Along this journey to do more of what I love, I came across Live Your Legend, a global community built on the premise that the world would change if we all did work that excited us. (Watch their co-founder, the late Scott Dinsmore’s TEDx Talk on “How to Find Work You Love” if you’re looking to be inspired.)
One of the questions I explored during this time was “What do people thank you for?” Think about it for a moment. If your strengths are your unique gift to the world, there’s a good chance they’ve already been noticed and appreciated by others. Even if you can’t always see them. So what do people thank you for? We all share the same psychological need to be respected, valued, and appreciated. When we play to our strengths we’re creating real value in our own lives and the lives of others.
Around this time, I also started to dig deeper into my StrengthsFinder results and the story my signature themes told about me. Not surprisingly, empathy was one of them. It took a great deal of personal reflection and unpacking of my strengths and capabilities, to do a 180º career change at this point in my life. Was it easy? Not at all. But the renewed sense of purpose and momentum I felt made it worthwhile.
It all starts with a conversation
Of course not everyone can, or needs to, change careers to find their passion and do more of what they love. By creating a strengths culture at work, you’re likely to become more aware of the areas where you can add the greatest value. And when individuals and teams start playing to their strengths, great things begin to happen.
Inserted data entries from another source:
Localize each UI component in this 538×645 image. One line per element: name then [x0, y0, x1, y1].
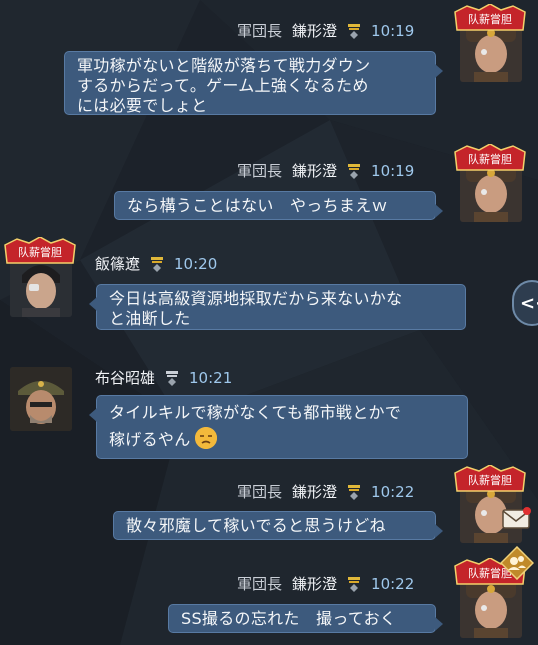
- message-bubble[interactable]: なら構うことはない やっちまえｗ: [114, 191, 443, 220]
- badge-ribbon-icon: 队薪嘗胆: [454, 144, 526, 171]
- svg-text:队薪嘗胆: 队薪嘗胆: [468, 12, 512, 26]
- message-bubble[interactable]: 軍功稼がないと階級が落ちて戦力ダウン するからだって。ゲーム上強くなるため には…: [64, 51, 443, 115]
- rank-insignia-icon: [166, 371, 179, 386]
- sender-name[interactable]: 布谷昭雄: [95, 367, 155, 389]
- collapse-arrows-icon: <<: [520, 292, 538, 314]
- chat-message: 飯篠遼 10:20 今日は高級資源地採取だから来ないかな と油断した: [0, 253, 538, 333]
- unamused-face-emoji-icon: [194, 427, 217, 449]
- sender-role: 軍団長: [237, 22, 283, 40]
- message-bubble[interactable]: 今日は高級資源地採取だから来ないかな と油断した: [89, 284, 466, 330]
- message-time: 10:21: [189, 369, 233, 387]
- message-time: 10:19: [371, 162, 415, 180]
- message-bubble[interactable]: タイルキルで稼がなくても都市戦とかで 稼げるやん: [89, 395, 468, 459]
- alliance-icon[interactable]: [500, 546, 534, 580]
- message-time: 10:22: [371, 483, 415, 501]
- sender-name[interactable]: 鎌形澄: [292, 481, 337, 503]
- message-time: 10:19: [371, 22, 415, 40]
- sender-name[interactable]: 鎌形澄: [292, 573, 337, 595]
- sender-name[interactable]: 鎌形澄: [292, 160, 337, 182]
- message-line: 軍功稼がないと階級が落ちて戦力ダウン: [77, 56, 371, 75]
- message-bubble[interactable]: SS撮るの忘れた 撮っておく: [168, 604, 443, 633]
- rank-insignia-icon: [348, 577, 361, 592]
- message-header: 軍団長 鎌形澄 10:22: [237, 573, 414, 595]
- message-line: SS撮るの忘れた 撮っておく: [181, 609, 397, 628]
- message-header: 布谷昭雄 10:21: [95, 367, 232, 389]
- rank-insignia-icon: [348, 24, 361, 39]
- rank-insignia-icon: [348, 164, 361, 179]
- envelope-icon[interactable]: [502, 506, 532, 530]
- chat-message: 軍団長 鎌形澄 10:19 軍功稼がないと階級が落ちて戦力ダウン するからだって…: [0, 20, 538, 130]
- rank-insignia-icon: [348, 485, 361, 500]
- message-line: と油断した: [109, 309, 191, 328]
- chat-message: 布谷昭雄 10:21 タイルキルで稼がなくても都市戦とかで 稼げるやん: [0, 367, 538, 462]
- svg-text:队薪嘗胆: 队薪嘗胆: [468, 473, 512, 487]
- message-time: 10:20: [174, 255, 218, 273]
- message-line: なら構うことはない やっちまえｗ: [127, 196, 388, 215]
- message-header: 軍団長 鎌形澄 10:19: [237, 160, 414, 182]
- message-time: 10:22: [371, 575, 415, 593]
- message-line: 今日は高級資源地採取だから来ないかな: [109, 289, 403, 308]
- message-line: するからだって。ゲーム上強くなるため: [77, 76, 369, 95]
- message-line-wrap: 稼げるやん: [109, 426, 457, 453]
- message-header: 飯篠遼 10:20: [95, 253, 217, 275]
- badge-ribbon-icon: 队薪嘗胆: [454, 4, 526, 31]
- sender-role: 軍団長: [237, 575, 283, 593]
- sender-role: 軍団長: [237, 483, 283, 501]
- badge-ribbon-icon: 队薪嘗胆: [454, 465, 526, 492]
- sender-role: 軍団長: [237, 162, 283, 180]
- message-header: 軍団長 鎌形澄 10:19: [237, 20, 414, 42]
- collapse-panel-button[interactable]: <<: [512, 280, 538, 326]
- message-line: 散々邪魔して稼いでると思うけどね: [126, 516, 386, 535]
- message-line: 稼げるやん: [109, 430, 191, 449]
- svg-text:队薪嘗胆: 队薪嘗胆: [468, 152, 512, 166]
- sender-name[interactable]: 飯篠遼: [95, 253, 140, 275]
- message-line: タイルキルで稼がなくても都市戦とかで: [109, 403, 402, 422]
- message-bubble[interactable]: 散々邪魔して稼いでると思うけどね: [113, 511, 443, 540]
- message-header: 軍団長 鎌形澄 10:22: [237, 481, 414, 503]
- message-line: には必要でしょと: [77, 96, 208, 115]
- sender-name[interactable]: 鎌形澄: [292, 20, 337, 42]
- rank-insignia-icon: [151, 257, 164, 272]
Performance management is shifting to performance development, and, as this happens, more organizations are seeing the value of strengths-based conversations at work. But we still have a long way to go. The latest Gallup research shows that only 21% of employees strongly agree that their performance is managed in a way that motivates them to do their best work.
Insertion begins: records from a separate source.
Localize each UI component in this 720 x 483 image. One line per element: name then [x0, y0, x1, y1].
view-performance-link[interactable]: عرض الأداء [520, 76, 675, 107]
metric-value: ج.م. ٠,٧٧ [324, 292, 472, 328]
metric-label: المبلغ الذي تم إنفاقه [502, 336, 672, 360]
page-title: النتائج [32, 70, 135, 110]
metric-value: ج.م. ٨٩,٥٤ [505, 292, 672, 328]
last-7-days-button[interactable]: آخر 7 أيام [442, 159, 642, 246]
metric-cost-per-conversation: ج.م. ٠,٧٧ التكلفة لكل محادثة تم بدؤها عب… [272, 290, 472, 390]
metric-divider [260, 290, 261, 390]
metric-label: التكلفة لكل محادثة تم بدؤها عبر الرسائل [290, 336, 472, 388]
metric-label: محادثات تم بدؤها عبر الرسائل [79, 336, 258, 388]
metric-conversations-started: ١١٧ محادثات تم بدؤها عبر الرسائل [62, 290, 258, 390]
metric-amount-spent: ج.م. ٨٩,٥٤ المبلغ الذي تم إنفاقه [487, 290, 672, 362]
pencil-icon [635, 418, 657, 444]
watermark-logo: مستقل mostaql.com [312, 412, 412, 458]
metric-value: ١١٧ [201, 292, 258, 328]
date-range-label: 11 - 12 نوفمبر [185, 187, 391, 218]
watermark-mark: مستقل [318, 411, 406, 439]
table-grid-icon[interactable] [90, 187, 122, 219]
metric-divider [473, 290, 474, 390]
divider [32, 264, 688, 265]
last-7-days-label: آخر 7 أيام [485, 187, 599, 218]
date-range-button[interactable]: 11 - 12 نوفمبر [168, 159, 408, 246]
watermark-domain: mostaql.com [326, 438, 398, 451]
So how do we have more strengths conversations at work? Here are five things you can try right now:
• Know your strengths. Take Gallup’s Clifton StrengthsFinder Assessment to understand and connect with your innate talents.
• Discover your colleagues’ strengths. Have a reflective conversation about how your different talents can contribute to the purpose of your work.
• Have an open and honest conversation with your manager. Reflect on a recent project you’ve worked on and how underplaying or overplaying your strengths impacted your performance results.
• Offer strengths-based feedback to your team. Try to highlight the strengths a person displays when they execute and excel in their tasks and projects.
• Remind yourself of how your work benefits others. It can be easy to forget the impact you have on people’s lives, especially if the work you’re doing puts you at a distance from the people it benefits.
How digital coaching can help
The reality is that many managers lack the necessary skills and training to have strengths-based conversations with their employees. In large organizations with distributed workforces, time and distance are significant obstacles too.
“This is why we developed StrengthsEngage,” says Patrick Kayton, CEO and co-founder of Cognician. “We realized that the number one barrier to having a strengths-based culture is that people don’t know their own strengths. Gallup’s Clifton StrengthsFinder is the first step on this journey, but not the last. Most people who take the assessment are fascinated by the results and eager to learn more. But then life and busyness takes over, and within a few months they struggle to even name their top five signature themes.
“Spaced digital coaching through StrengthsEngage allows learners to reflect deeply on each theme, and they begin to understand how the themes play out in their life, where they might be tripping them up, and where they may be able to get more out of them. By the time a learner has worked through StrengthsEngage, the language of strengths is permanently embedded in their vocabulary.”